On the ocean world of Chalderescol, in spite of the civilizing influences of many centuries, the Chalders still felt a physiological as well as an aesthetic need to chase their food rather than have it served dead and, so far as their instincts were concerned, in the early stages of decomposition on a platter. To remain physically healthy they needed to exercise their jaws and teeth and massive, armored bodies, and the time of maximum effort and enjoyment, except for the brief period every year when they were able to procreate, was when they were eating.

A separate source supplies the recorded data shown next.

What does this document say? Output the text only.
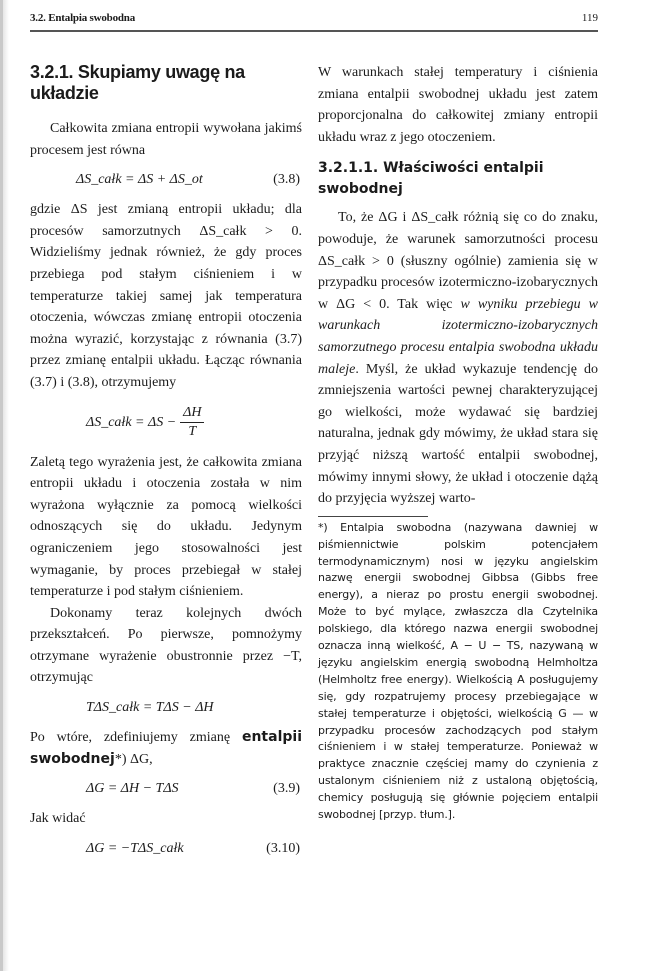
3.2. Entalpia swobodna	119
3.2.1. Skupiamy uwagę na układzie

Całkowita zmiana entropii wywołana jakimś procesem jest równa

ΔS_całk = ΔS + ΔS_ot	(3.8)

gdzie ΔS jest zmianą entropii układu; dla procesów samorzutnych ΔS_całk > 0. Widzieliśmy jednak również, że gdy proces przebiega pod stałym ciśnieniem i w temperaturze takiej samej jak temperatura otoczenia, wówczas zmianę entropii otoczenia można wyrazić, korzystając z równania (3.7) przez zmianę entalpii układu. Łącząc równania (3.7) i (3.8), otrzymujemy

ΔS_całk = $\Delta S - \frac{\Delta H}{T}$

Zaletą tego wyrażenia jest, że całkowita zmiana entropii układu i otoczenia została w nim wyrażona wyłącznie za pomocą wielkości odnoszących się do układu. Jedynym ograniczeniem jego stosowalności jest wymaganie, by proces przebiegał w stałej temperaturze i pod stałym ciśnieniem.

Dokonamy teraz kolejnych dwóch przekształceń. Po pierwsze, pomnożymy otrzymane wyrażenie obustronnie przez −T, otrzymując

TΔS_całk = TΔS − ΔH

Po wtóre, zdefiniujemy zmianę entalpii swobodnej*) ΔG,

ΔG = ΔH − TΔS	(3.9)

Jak widać

ΔG = −TΔS_całk	(3.10)

W warunkach stałej temperatury i ciśnienia zmiana entalpii swobodnej układu jest zatem proporcjonalna do całkowitej zmiany entropii układu wraz z jego otoczeniem.

3.2.1.1. Właściwości entalpii swobodnej

To, że ΔG i ΔS_całk różnią się co do znaku, powoduje, że warunek samorzutności procesu ΔS_całk > 0 (słuszny ogólnie) zamienia się w przypadku procesów izotermiczno-izobarycznych w ΔG < 0. Tak więc w wyniku przebiegu w warunkach izotermiczno-izobarycznych samorzutnego procesu entalpia swobodna układu maleje. Myśl, że układ wykazuje tendencję do zmniejszenia wartości pewnej charakteryzującej go wielkości, może wydawać się bardziej naturalna, jednak gdy mówimy, że układ stara się przyjąć niższą wartość entalpii swobodnej, mówimy innymi słowy, że układ i otoczenie dążą do przyjęcia wyższej warto-

*) Entalpia swobodna (nazywana dawniej w piśmiennictwie polskim potencjałem termodynamicznym) nosi w języku angielskim nazwę energii swobodnej Gibbsa (Gibbs free energy), a nieraz po prostu energii swobodnej. Może to być mylące, zwłaszcza dla Czytelnika polskiego, dla którego nazwa energii swobodnej oznacza inną wielkość, A − U − TS, nazywaną w języku angielskim energią swobodną Helmholtza (Helmholtz free energy). Wielkością A posługujemy się, gdy rozpatrujemy procesy przebiegające w stałej temperaturze i objętości, wielkością G — w przypadku procesów zachodzących pod stałym ciśnieniem i w stałej temperaturze. Ponieważ w praktyce znacznie częściej mamy do czynienia z ustalonym ciśnieniem niż z ustaloną objętością, chemicy posługują się głównie pojęciem entalpii swobodnej [przyp. tłum.].
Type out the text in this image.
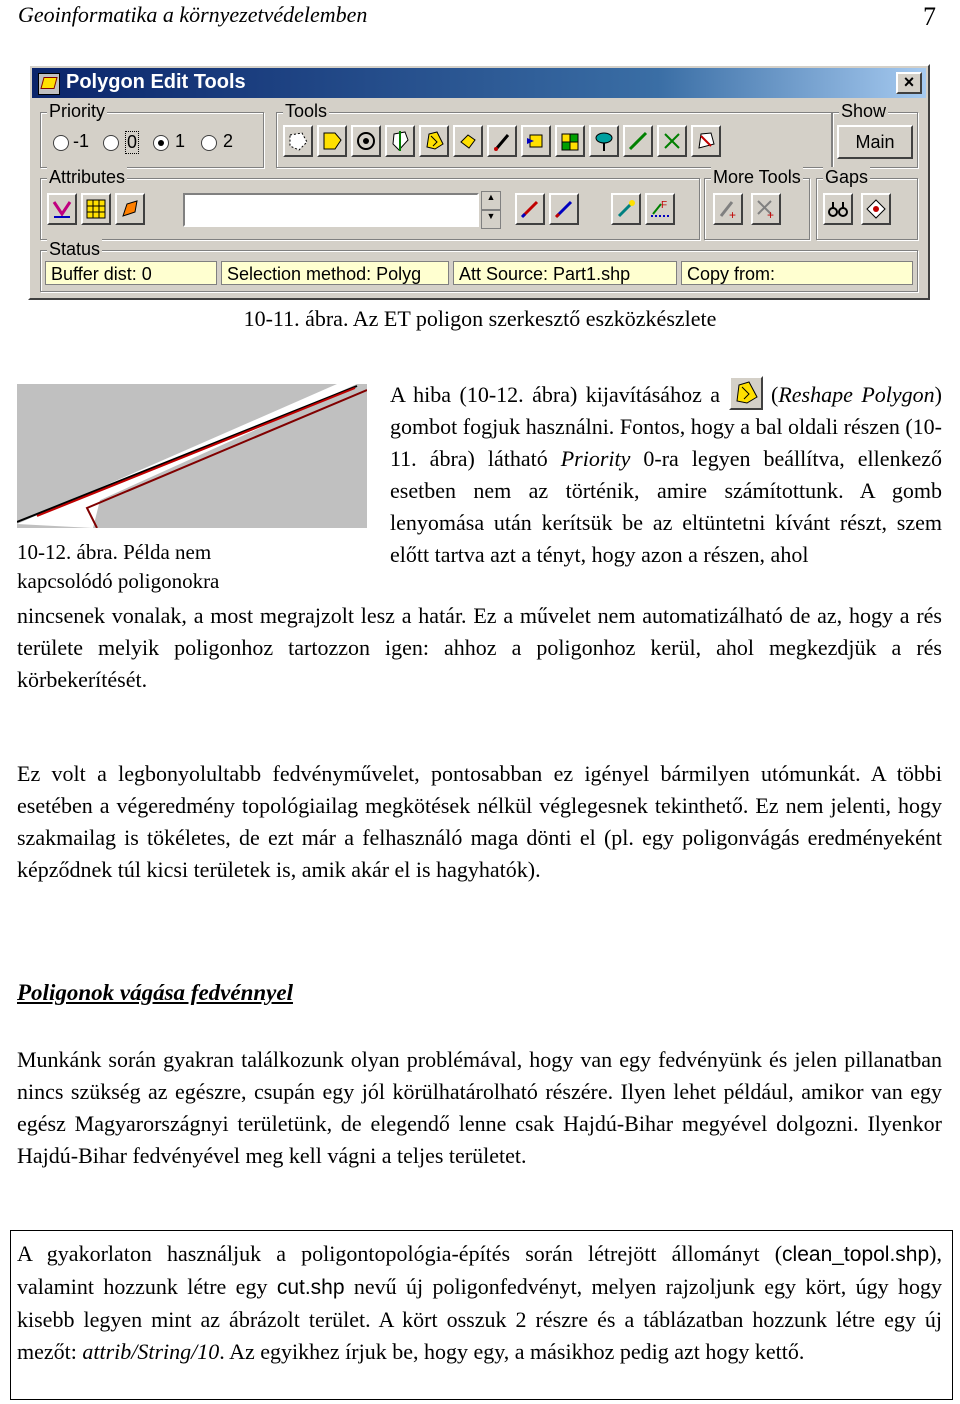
Geoinformatika a környezetvédelemben	7
Polygon Edit Tools	×
Priority
-1 0 1 2
Tools	Show
Main
Attributes
▲
▼
F
More Tools
+	+
Gaps
Status
Buffer dist: 0	Selection method: Polyg	Att Source: Part1.shp	Copy from:
10-11. ábra. Az ET poligon szerkesztő eszközkészlete
10-12. ábra. Példa nem
kapcsolódó poligonokra
A hiba (10-12. ábra) kijavításához a
(Reshape Polygon) gombot fogjuk használni. Fontos, hogy a bal oldali részen (10-11. ábra) látható Priority 0-ra legyen beállítva, ellenkező esetben nem az történik, amire számítottunk. A gomb lenyomása után kerítsük be az eltüntetni kívánt részt, szem előtt tartva azt a tényt, hogy azon a részen, ahol
nincsenek vonalak, a most megrajzolt lesz a határ. Ez a művelet nem automatizálható de az, hogy a rés területe melyik poligonhoz tartozzon igen: ahhoz a poligonhoz kerül, ahol megkezdjük a rés körbekerítését.
Ez volt a legbonyolultabb fedvényművelet, pontosabban ez igényel bármilyen utómunkát. A többi esetében a végeredmény topológiailag megkötések nélkül véglegesnek tekinthető. Ez nem jelenti, hogy szakmailag is tökéletes, de ezt már a felhasználó maga dönti el (pl. egy poligonvágás eredményeként képződnek túl kicsi területek is, amik akár el is hagyhatók).
Poligonok vágása fedvénnyel
Munkánk során gyakran találkozunk olyan problémával, hogy van egy fedvényünk és jelen pillanatban nincs szükség az egészre, csupán egy jól körülhatárolható részére. Ilyen lehet például, amikor van egy egész Magyarországnyi területünk, de elegendő lenne csak Hajdú-Bihar megyével dolgozni. Ilyenkor Hajdú-Bihar fedvényével meg kell vágni a teljes területet.
A gyakorlaton használjuk a poligontopológia-építés során létrejött állományt (clean_topol.shp), valamint hozzunk létre egy cut.shp nevű új poligonfedvényt, melyen rajzoljunk egy kört, úgy hogy kisebb legyen mint az ábrázolt terület. A kört osszuk 2 részre és a táblázatban hozzunk létre egy új mezőt: attrib/String/10. Az egyikhez írjuk be, hogy egy, a másikhoz pedig azt hogy kettő.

The hospital food was hard-shelled enough and undoubtedly nutritious, but the contents were a soft, tasteless, disgusting pap that resembled the partially pre-digested and newly-dead material given to toothless AUGL infants. Unless immobilized by serious illness or injury, an adult Chalder was forced to concentrate its mind on other and more pleasant things if it was to avoid nausea while eating the vile stuff.
Gurronsevas listened attentively to AUGL-113’s every word, occasionally asking for clarification or offering suggestions, but always remembering to make due allowance for creative exaggeration on the part of a patient who was obviously pleased at having someone new at whom it could complain. But the constant discussion of food in its many unpalatable forms, to a Chalder, was reminding Gurronsevas that it had been four hours since he himself had dined.

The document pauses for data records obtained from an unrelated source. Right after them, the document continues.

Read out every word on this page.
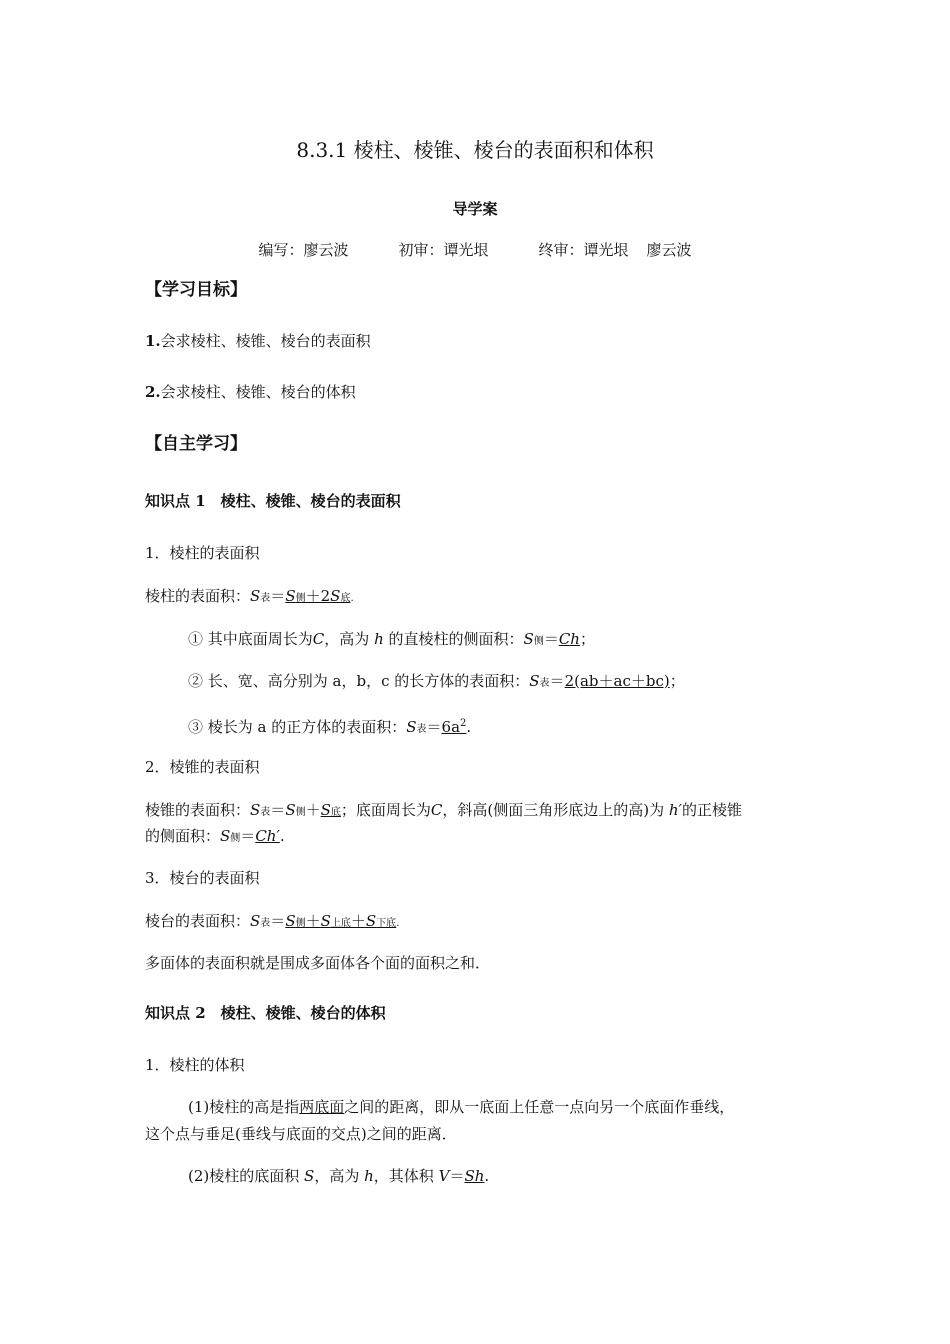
8.3.1 棱柱、棱锥、棱台的表面积和体积
导学案
编写：廖云波	初审：谭光垠	终审：谭光垠 廖云波
【学习目标】
1.会求棱柱、棱锥、棱台的表面积
2.会求棱柱、棱锥、棱台的体积
【自主学习】
知识点 1　棱柱、棱锥、棱台的表面积
1．棱柱的表面积
棱柱的表面积：S表＝S侧＋2S底.
① 其中底面周长为C，高为 h 的直棱柱的侧面积：S侧＝Ch；
② 长、宽、高分别为 a，b，c 的长方体的表面积：S表＝2(ab＋ac＋bc)；
③ 棱长为 a 的正方体的表面积：S表$=6a^2$.
2．棱锥的表面积
棱锥的表面积：S表＝S侧＋S底；底面周长为C，斜高(侧面三角形底边上的高)为 h′的正棱锥
的侧面积：S侧＝Ch′.
3．棱台的表面积
棱台的表面积：S表＝S侧＋S上底＋S下底.
多面体的表面积就是围成多面体各个面的面积之和．
知识点 2　棱柱、棱锥、棱台的体积
1．棱柱的体积
(1)棱柱的高是指两底面之间的距离，即从一底面上任意一点向另一个底面作垂线，
这个点与垂足(垂线与底面的交点)之间的距离．
(2)棱柱的底面积 S，高为 h，其体积 V＝Sh.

“If I may interrupt you to summarize the problem,” said Gurronsevas when the other began repeating itself with only minor variations. “First, there is the shape and consistency of the food, which is inadequate in that it exercises only the jaws and teeth. Second, the taste is unsatisfactory because it is artificially produced with chemical additives and, to the discriminating palate of the Chalder, any such substitution is immediately detectable. And third, the water-borne odors which the real food animals emit when they are being chased are not present.

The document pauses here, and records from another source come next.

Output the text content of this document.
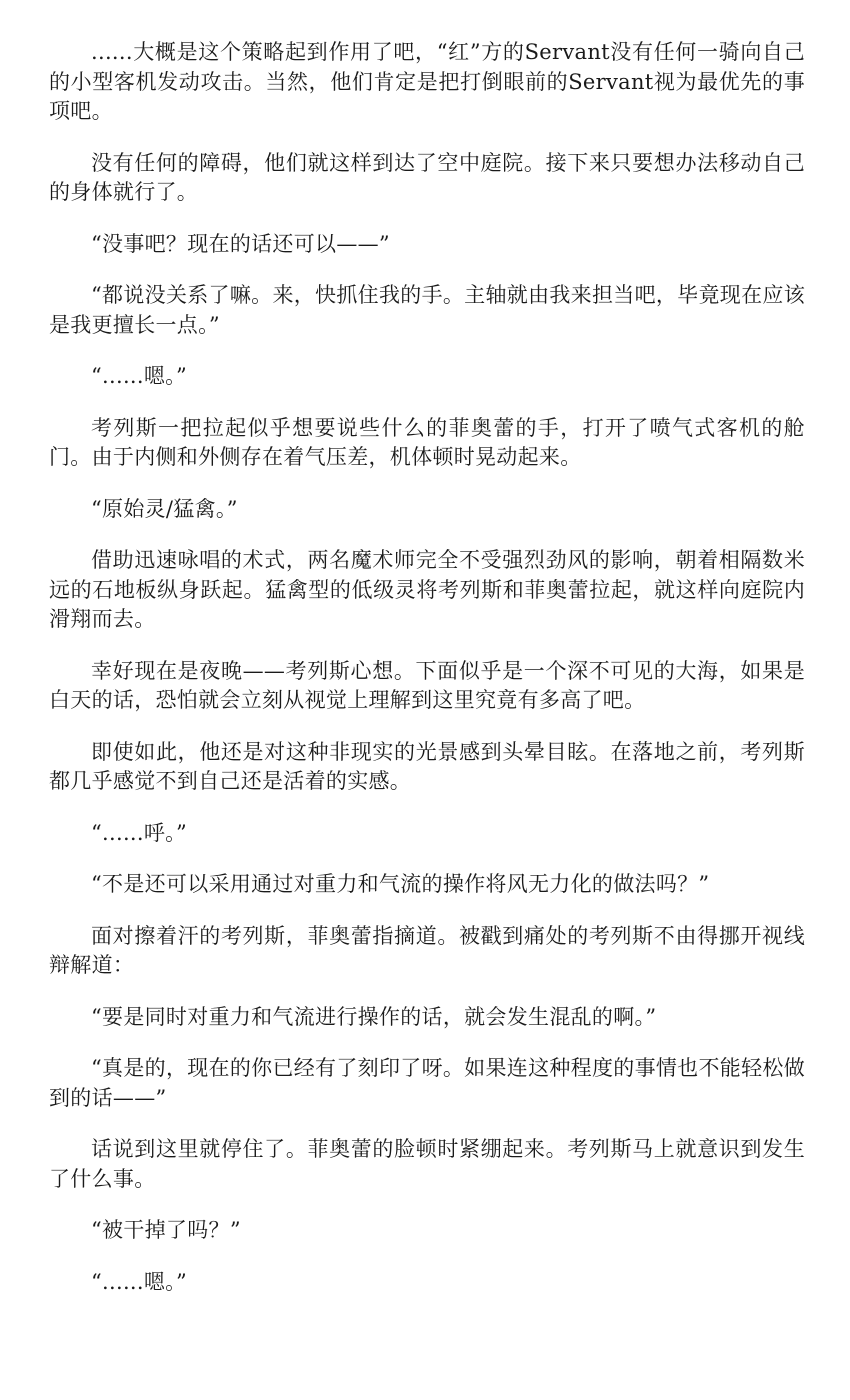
......大概是这个策略起到作用了吧，“红”方的Servant没有任何一骑向自己的小型客机发动攻击。当然，他们肯定是把打倒眼前的Servant视为最优先的事项吧。

没有任何的障碍，他们就这样到达了空中庭院。接下来只要想办法移动自己的身体就行了。

“没事吧？现在的话还可以——”

“都说没关系了嘛。来，快抓住我的手。主轴就由我来担当吧，毕竟现在应该是我更擅长一点。”

“......嗯。”

考列斯一把拉起似乎想要说些什么的菲奥蕾的手，打开了喷气式客机的舱门。由于内侧和外侧存在着气压差，机体顿时晃动起来。

“原始灵/猛禽。”

借助迅速咏唱的术式，两名魔术师完全不受强烈劲风的影响，朝着相隔数米远的石地板纵身跃起。猛禽型的低级灵将考列斯和菲奥蕾拉起，就这样向庭院内滑翔而去。

幸好现在是夜晚——考列斯心想。下面似乎是一个深不可见的大海，如果是白天的话，恐怕就会立刻从视觉上理解到这里究竟有多高了吧。

即使如此，他还是对这种非现实的光景感到头晕目眩。在落地之前，考列斯都几乎感觉不到自己还是活着的实感。

“......呼。”

“不是还可以采用通过对重力和气流的操作将风无力化的做法吗？”

面对擦着汗的考列斯，菲奥蕾指摘道。被戳到痛处的考列斯不由得挪开视线辩解道：

“要是同时对重力和气流进行操作的话，就会发生混乱的啊。”

“真是的，现在的你已经有了刻印了呀。如果连这种程度的事情也不能轻松做到的话——”

话说到这里就停住了。菲奥蕾的脸顿时紧绷起来。考列斯马上就意识到发生了什么事。

“被干掉了吗？”

“......嗯。”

“In my recent study of similar problems as they relate to other life-forms in the hospital,” Gurronsevas went on, “I have discovered that the ward menu is under the control of the clinical dietitian, who acts under the direction of the physician-in-charge, rather than being the responsibility of the food technicians. Rightly, the primary concern of the physician concerned is to prescribe food that supports the clinical needs of its patient and is an extension of its medical treatment, so that the taste and odor have a low order of priority — if, indeed, they are considered at all. But it is my belief that they should be considered, and seriously, if only for the psychologically beneficial effects on convalescent patients like yourself who should be encouraged to eat and exercise.
“Regrettably,” he went on, enthusiasm for his subject dulling the pangs of personal hunger, “there is little I can do about taste and texture, at least not until I have had consultations with your physician-in-charge and the relevant food synthesists. But as a general rule most varieties of food can be made to seem more appetizing by varying its manner of presentation. An interesting combination of colors, for example, or an imaginative shaping and arrangement of food on the platter so that there is a visual appeal as well as …”
Gurronsevas broke off in mid-sentence, remembering that patient AUGL-113 did not use a platter and that the principal visual attraction of the food would be its ability to go scuttling all over the dining area. But his embarrassment was short-lived because Hredlichli had emerged from the nurses’ station and was swimming quickly towards them.